1. fizik doğadan aldığımız ampirik bilgiler üzerine kurulu matematiksel bir yapıdır. bu ampirik bilgiler bizim postülatlarımızı (temel varsayımlar) oluşturmamıza yardımcı olur. doğru postülatların neler olduğunu hiçbir zaman bilemeyebiliriz ancak ne olmadıklarını deney yardımıyla gösterebiliriz. newton'ın postülatlarından biri, üzerine kuvvet etki etmeyen bir cisim duruyorsa durmaya, hareket ediyorsa aynı çizgi üzerinde sabit hızla hareket etmeye devam eder der. bu bilgi bize ilköğretim, lise çağlarında verildiğinde pek sorgulamayız çünkü o zamana kadar etrafımızdaki cisimler gerçekten de buna uygun şekilde hareket etmiştir. benzeri şekilde ivmenin kuvvetle doğru, kütleyle ters orantılı olduğu (f=ma) aklımıza yatar çünkü yaşamımız boyunca ağır cisimleri daha zor hızlandırmışızdır. ancak einstein bunun doğru olmadığını; kuvvet, momentum, enerji gibi kavramların arasındaki ilişkilerin sandığımızdan daha karmaşık olduğunu göstermiştir. postülatlar evreni matematiksel olarak modellememizi sağlayan ampirik çıkış noktalarıdır ve değişime tabidir.

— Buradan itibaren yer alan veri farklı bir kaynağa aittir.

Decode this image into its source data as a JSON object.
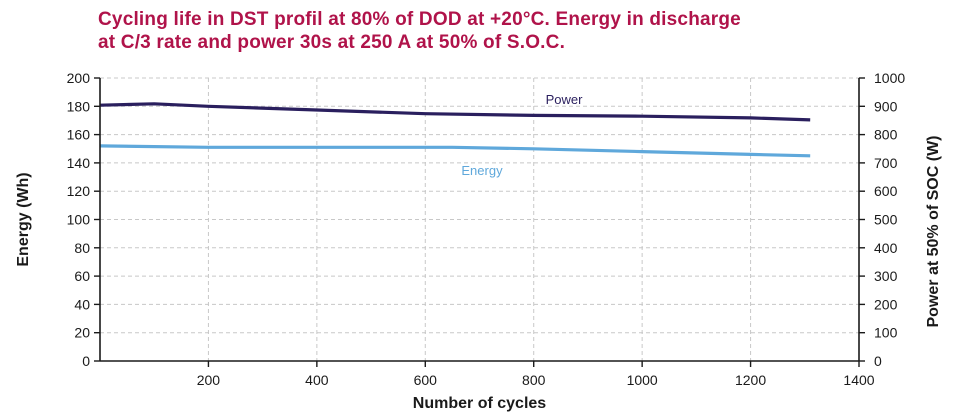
{
  "title_lines": [
    "Cycling life in DST profil at 80% of DOD at +20°C. Energy in discharge",
    "at C/3 rate and power 30s at 250 A at 50% of S.O.C."
  ],
  "colors": {
    "title": "#b0134a",
    "power": "#2a1f5e",
    "energy": "#5fa8db",
    "grid": "#c8c8c8",
    "axis": "#1a1a1a"
  },
  "chart_data": {
    "type": "line",
    "title": "Cycling life in DST profil at 80% of DOD at +20°C. Energy in discharge at C/3 rate and power 30s at 250 A at 50% of S.O.C.",
    "xlabel": "Number of cycles",
    "ylabel": "Energy (Wh)",
    "y2label": "Power at 50% of SOC (W)",
    "xlim": [
      0,
      1400
    ],
    "ylim": [
      0,
      200
    ],
    "y2lim": [
      0,
      1000
    ],
    "x_ticks": [
      200,
      400,
      600,
      800,
      1000,
      1200,
      1400
    ],
    "y_ticks": [
      0,
      20,
      40,
      60,
      80,
      100,
      120,
      140,
      160,
      180,
      200
    ],
    "y2_ticks": [
      0,
      100,
      200,
      300,
      400,
      500,
      600,
      700,
      800,
      900,
      1000
    ],
    "grid": true,
    "series": [
      {
        "name": "Power",
        "axis": "right",
        "x": [
          0,
          100,
          200,
          400,
          600,
          800,
          1000,
          1200,
          1310
        ],
        "y": [
          904,
          909,
          900,
          887,
          874,
          868,
          865,
          859,
          852
        ]
      },
      {
        "name": "Energy",
        "axis": "left",
        "x": [
          0,
          200,
          400,
          650,
          800,
          1000,
          1200,
          1310
        ],
        "y": [
          152,
          151,
          151,
          151,
          150,
          148,
          146,
          145
        ]
      }
    ]
  }
}
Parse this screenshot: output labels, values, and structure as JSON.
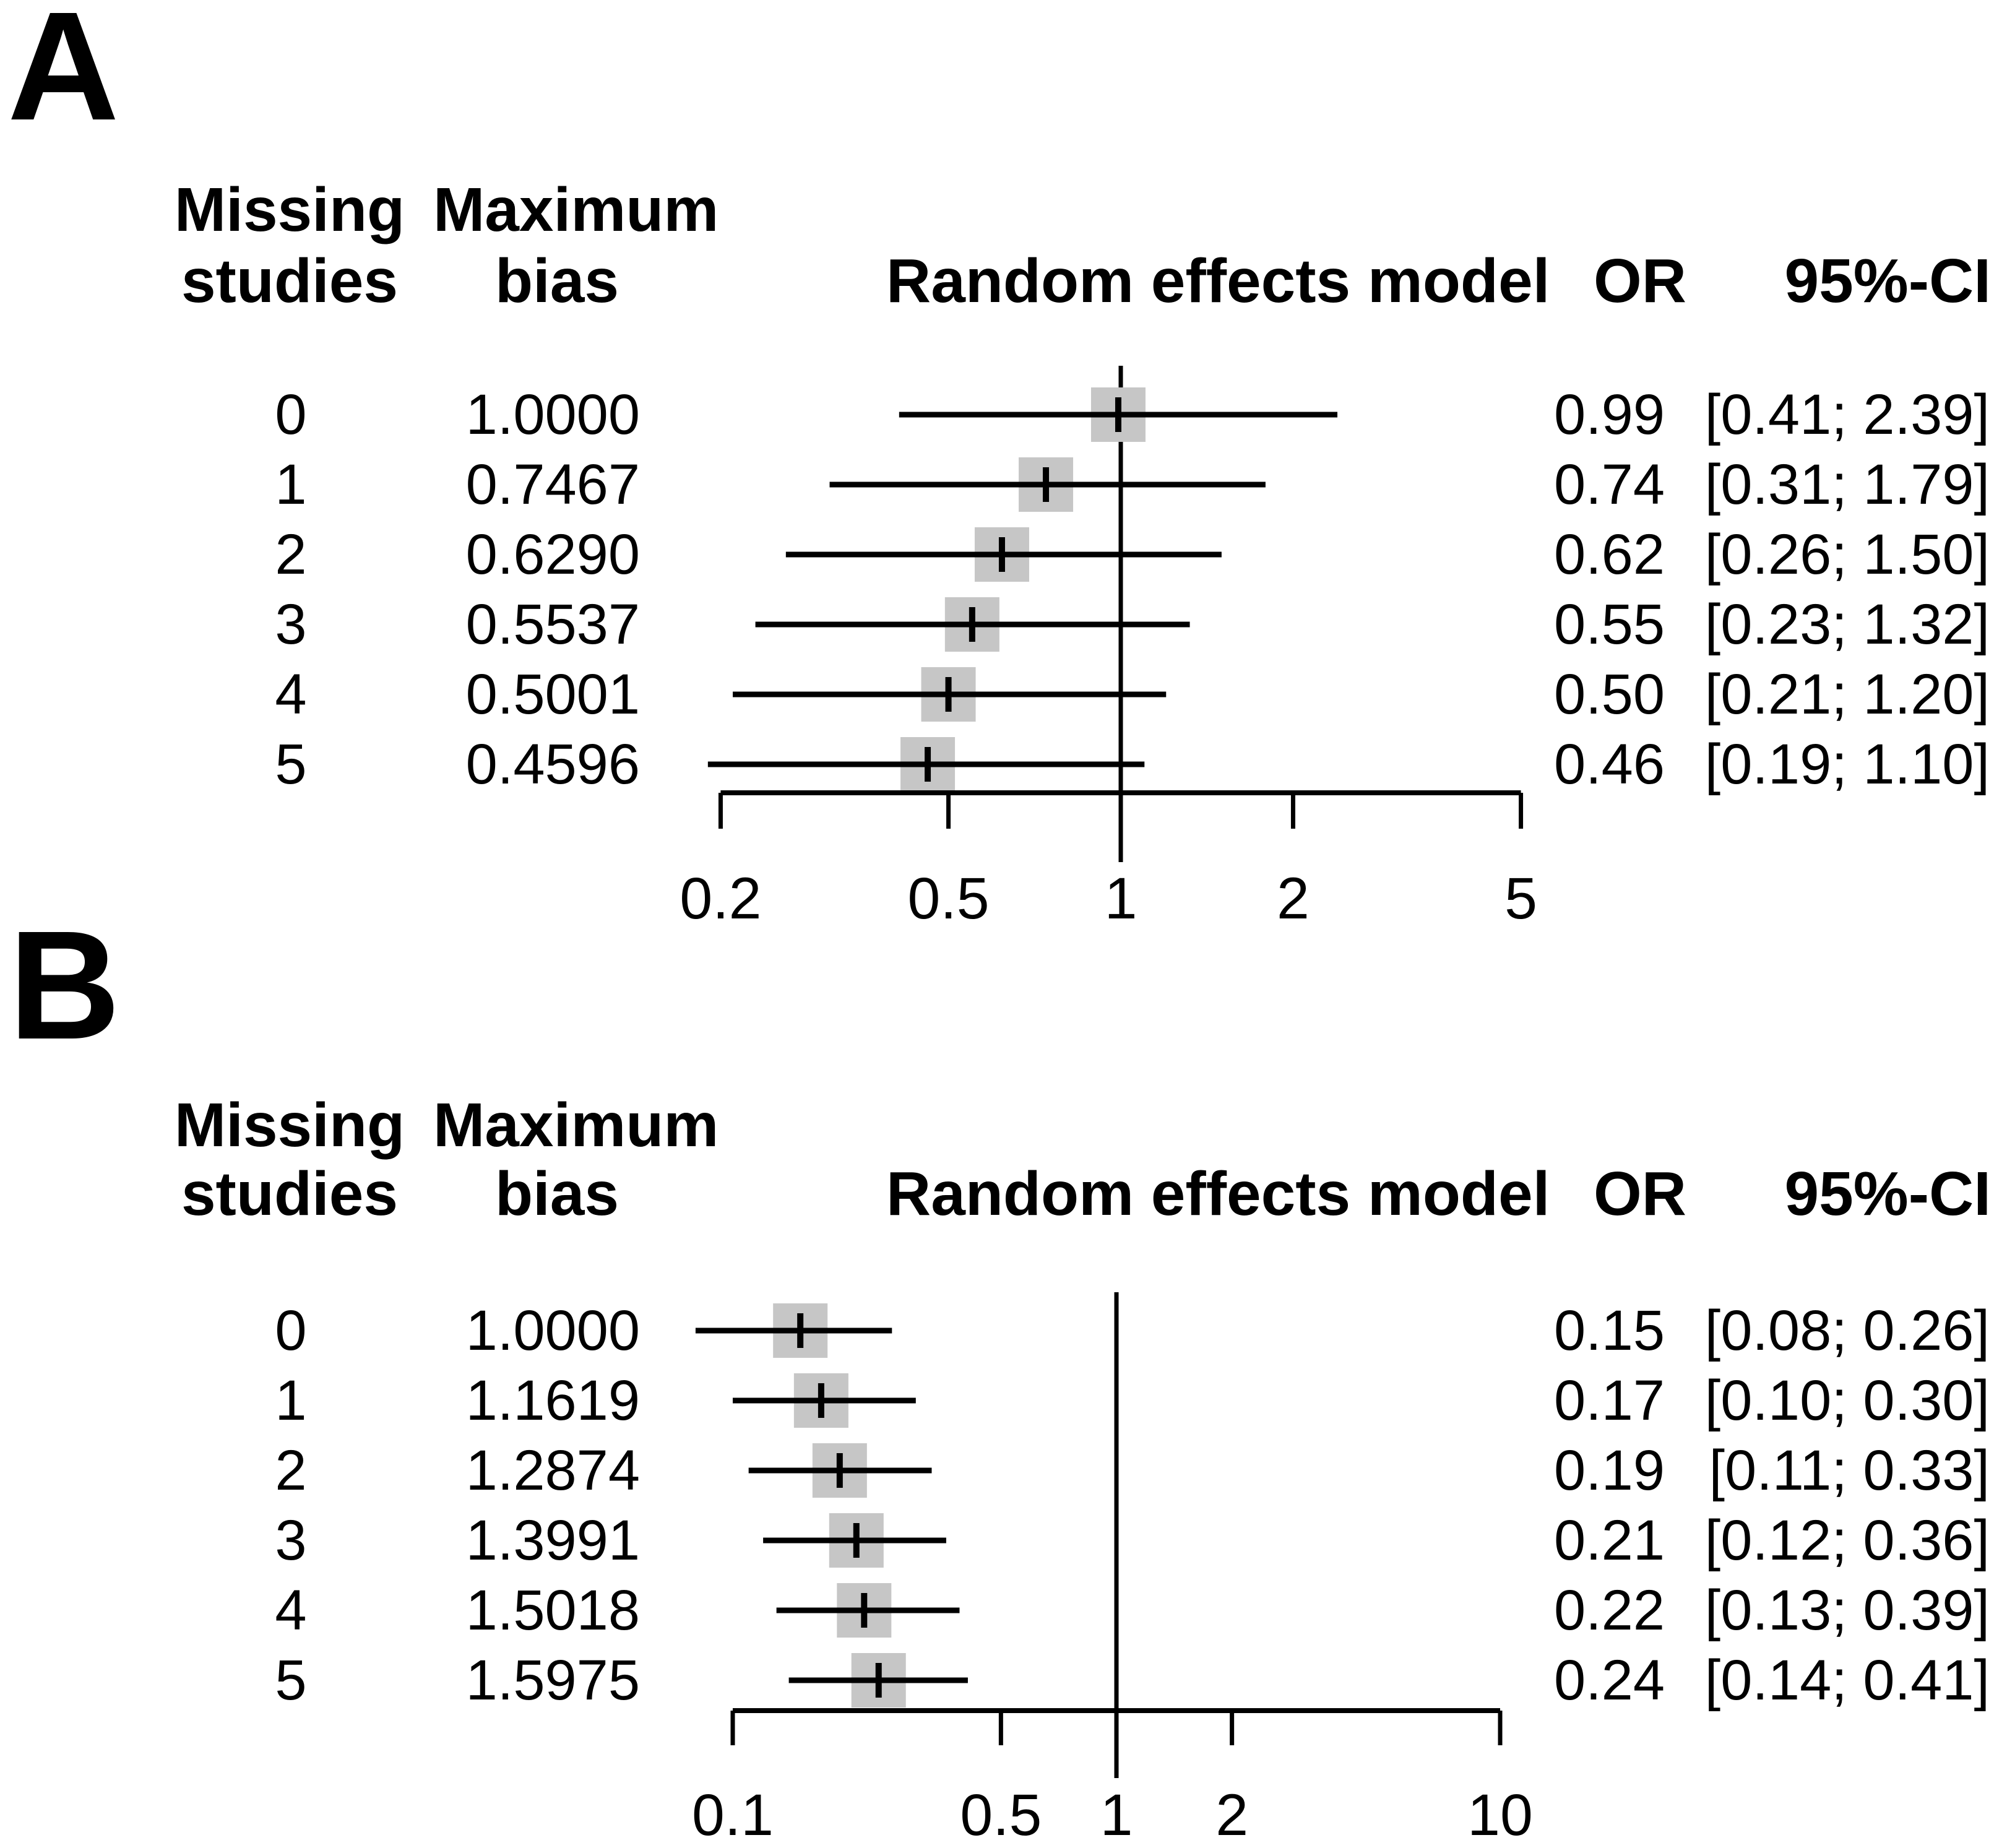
{
  "colors": {
    "background": "#ffffff",
    "square_fill": "#c6c6c6",
    "line": "#000000",
    "text": "#000000"
  },
  "panels": [
    {
      "label": "A",
      "header": {
        "col1_line1": "Missing",
        "col1_line2": "studies",
        "col2_line1": "Maximum",
        "col2_line2": "bias",
        "plot_title": "Random effects model",
        "or": "OR",
        "ci": "95%-CI"
      },
      "rows": [
        {
          "missing_studies": "0",
          "maximum_bias": "1.0000",
          "or": "0.99",
          "ci": "[0.41; 2.39]"
        },
        {
          "missing_studies": "1",
          "maximum_bias": "0.7467",
          "or": "0.74",
          "ci": "[0.31; 1.79]"
        },
        {
          "missing_studies": "2",
          "maximum_bias": "0.6290",
          "or": "0.62",
          "ci": "[0.26; 1.50]"
        },
        {
          "missing_studies": "3",
          "maximum_bias": "0.5537",
          "or": "0.55",
          "ci": "[0.23; 1.32]"
        },
        {
          "missing_studies": "4",
          "maximum_bias": "0.5001",
          "or": "0.50",
          "ci": "[0.21; 1.20]"
        },
        {
          "missing_studies": "5",
          "maximum_bias": "0.4596",
          "or": "0.46",
          "ci": "[0.19; 1.10]"
        }
      ]
    },
    {
      "label": "B",
      "header": {
        "col1_line1": "Missing",
        "col1_line2": "studies",
        "col2_line1": "Maximum",
        "col2_line2": "bias",
        "plot_title": "Random effects model",
        "or": "OR",
        "ci": "95%-CI"
      },
      "rows": [
        {
          "missing_studies": "0",
          "maximum_bias": "1.0000",
          "or": "0.15",
          "ci": "[0.08; 0.26]"
        },
        {
          "missing_studies": "1",
          "maximum_bias": "1.1619",
          "or": "0.17",
          "ci": "[0.10; 0.30]"
        },
        {
          "missing_studies": "2",
          "maximum_bias": "1.2874",
          "or": "0.19",
          "ci": "[0.11; 0.33]"
        },
        {
          "missing_studies": "3",
          "maximum_bias": "1.3991",
          "or": "0.21",
          "ci": "[0.12; 0.36]"
        },
        {
          "missing_studies": "4",
          "maximum_bias": "1.5018",
          "or": "0.22",
          "ci": "[0.13; 0.39]"
        },
        {
          "missing_studies": "5",
          "maximum_bias": "1.5975",
          "or": "0.24",
          "ci": "[0.14; 0.41]"
        }
      ]
    }
  ],
  "chart_data": [
    {
      "type": "scatter",
      "subtype": "forest_plot",
      "panel": "A",
      "title": "Random effects model",
      "xlabel": "",
      "ylabel": "Missing studies",
      "x_scale": "log",
      "x_range": [
        0.2,
        5
      ],
      "x_ticks": [
        0.2,
        0.5,
        1,
        2,
        5
      ],
      "x_tick_labels": [
        "0.2",
        "0.5",
        "1",
        "2",
        "5"
      ],
      "reference_line": 1,
      "grid": false,
      "legend": "none",
      "rows": [
        {
          "missing_studies": 0,
          "maximum_bias": 1.0,
          "or": 0.99,
          "ci_lower": 0.41,
          "ci_upper": 2.39
        },
        {
          "missing_studies": 1,
          "maximum_bias": 0.7467,
          "or": 0.74,
          "ci_lower": 0.31,
          "ci_upper": 1.79
        },
        {
          "missing_studies": 2,
          "maximum_bias": 0.629,
          "or": 0.62,
          "ci_lower": 0.26,
          "ci_upper": 1.5
        },
        {
          "missing_studies": 3,
          "maximum_bias": 0.5537,
          "or": 0.55,
          "ci_lower": 0.23,
          "ci_upper": 1.32
        },
        {
          "missing_studies": 4,
          "maximum_bias": 0.5001,
          "or": 0.5,
          "ci_lower": 0.21,
          "ci_upper": 1.2
        },
        {
          "missing_studies": 5,
          "maximum_bias": 0.4596,
          "or": 0.46,
          "ci_lower": 0.19,
          "ci_upper": 1.1
        }
      ]
    },
    {
      "type": "scatter",
      "subtype": "forest_plot",
      "panel": "B",
      "title": "Random effects model",
      "xlabel": "",
      "ylabel": "Missing studies",
      "x_scale": "log",
      "x_range": [
        0.1,
        10
      ],
      "x_ticks": [
        0.1,
        0.5,
        1,
        2,
        10
      ],
      "x_tick_labels": [
        "0.1",
        "0.5",
        "1",
        "2",
        "10"
      ],
      "reference_line": 1,
      "grid": false,
      "legend": "none",
      "rows": [
        {
          "missing_studies": 0,
          "maximum_bias": 1.0,
          "or": 0.15,
          "ci_lower": 0.08,
          "ci_upper": 0.26
        },
        {
          "missing_studies": 1,
          "maximum_bias": 1.1619,
          "or": 0.17,
          "ci_lower": 0.1,
          "ci_upper": 0.3
        },
        {
          "missing_studies": 2,
          "maximum_bias": 1.2874,
          "or": 0.19,
          "ci_lower": 0.11,
          "ci_upper": 0.33
        },
        {
          "missing_studies": 3,
          "maximum_bias": 1.3991,
          "or": 0.21,
          "ci_lower": 0.12,
          "ci_upper": 0.36
        },
        {
          "missing_studies": 4,
          "maximum_bias": 1.5018,
          "or": 0.22,
          "ci_lower": 0.13,
          "ci_upper": 0.39
        },
        {
          "missing_studies": 5,
          "maximum_bias": 1.5975,
          "or": 0.24,
          "ci_lower": 0.14,
          "ci_upper": 0.41
        }
      ]
    }
  ]
}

    pek çoğumuzun thomas young'ın çift yarık deneyi üzerinden tanıdığı kauntum mekaniği ise newton mekaniğinin aksine sezgilerimize aykırıdır, çünkü sezgilerimiz çevremiz tarafından şekillenmiştir ve kuantum mekaniğinin etkileri bizim makro dünyamızda gözlenemez. ancak evrende klasik mekaniğin postülatları ve deterministik yapısı ile açıklanamayan fiziksel fenomenler mevcuttur (ışığın dalga davranışı vb.), kuantum mekaniği de bunları açıklar. açıklar burada doğru bir kelime değil aslında. nasıl klasik mekanik iki kütlenin birbirini neden çektiğini açıklamıyor hangi kurallar altında çektiğini ifade etmeye çalışıyorsa kuantum mekaniği de benzer şekilde olayların neden olduğunu açıklamaz onları matematiksel bir modele oturtmaya uğraşır. nasıl newton'ın postülatlarının bize anlatılması üzerine, neden ivme kuvvet ile doğru orantılı diye sormadıysak aynı şekilde birazdan bahsedeceğim kuantum mekaniği postülatlarına da sormamalıyız. burada neden sorusunu değersizleştirmiyor ya da anlamsız olduğunu iddia etmiyorum, aksine çok önemli buluyorum. ancak bugün itibariyle bu sorular fiziğin değil felsefenin, metafiziğin sorularıdır.

    yukarıdaki iki paragrafın olgulardan oluşuyormuş gibi yazılmış olmasına bakmayın, birtakım olgular içerdiği gibi bir kısmı da şahsi kanaatimdir ve tartışmaya son derece açıktır. yazının buradan sonrası için ise giriş seviyesi lineer cebir bilgisi gerekmektedir ve bilgilerin büyük kısmı tekin dereli'nin kuantum mekaniği kitabına dayanmaktadır. en azından vektör uzayı, lineer işlemci, özdurum (eigenstate), özdeğer (eigenvalue), baz (basis) kavramlarının bilinmesi yazının kalanının anlaşılması açısından önemli. istek olursa bu giriyi düzenleyerek bunları da elimden geldiğince açıklayabilirim.

    kuantum mekaniğinin bazı postülatları şu şekildedir:

    -iyi tanımlanmış (well-defined) her fiziksel gözlemlenebilire karşılık gelen bir lineer hermite-sel (hermitian) işlemci vardır.

    -bir gözlemlenebilirin kesin ölçümünün sonucu, o gözlemlenebilire karşılık gelen işlemcinin özdeğerlerinden biri olabilir.

    yani mesela bir kuantum sistemin enerjisini ölçmek istiyorsunuz. enerji fiziksel bir gözlemlenebilir olduğundan ona karşılık gelen bir işlemci vardır, enerji işlemcisinin özel adı hamilton işlemcisidir. sisteminizin durumu bir durum vektörü (state vector) ile tarif edilir. eğer bu durum vektörü bir özdurumsa, kesin bir ölçüm yaptığınızda ölçeceğiniz değer kesinlikle hamilton işlemcisinin bu özduruma karşılık gelen özdeğeridir. fakat sisteminizin durum vektörü bir özdurum vektörü olmak zorunda değildir. işte kuantumun çok bilinen olasılıksal, indeterministik yapısı da burada ortaya çıkıyor. sisteminiz bir özdurumda olmasa bile, işlemciniz lineer hermite-sel bir işlemci olduğundan özdurum vektörleri ortonormaldir (orthonormal) ve herhangi bir durum vektörünüz de bu özdurum vektörlerinin gerdiği (span) vektör uzayının bir elemanıdır. bu yüzden her durum vektörü özdurum vektörlerinin bir lineer kombinasyonu olarak ifade edilebilir. işte böyle bir durum için kesin bir ölçüm yapıldığında elde edilecek değer yine ancak işlemcinin özdeğerlerinden birine eşit olabilir. fakat bir özdeğerin ölçülme ihtimali, ona karşılık gelen özdurumun lineer kombinasyon katsayısının mutlak değerinin karesine eşittir.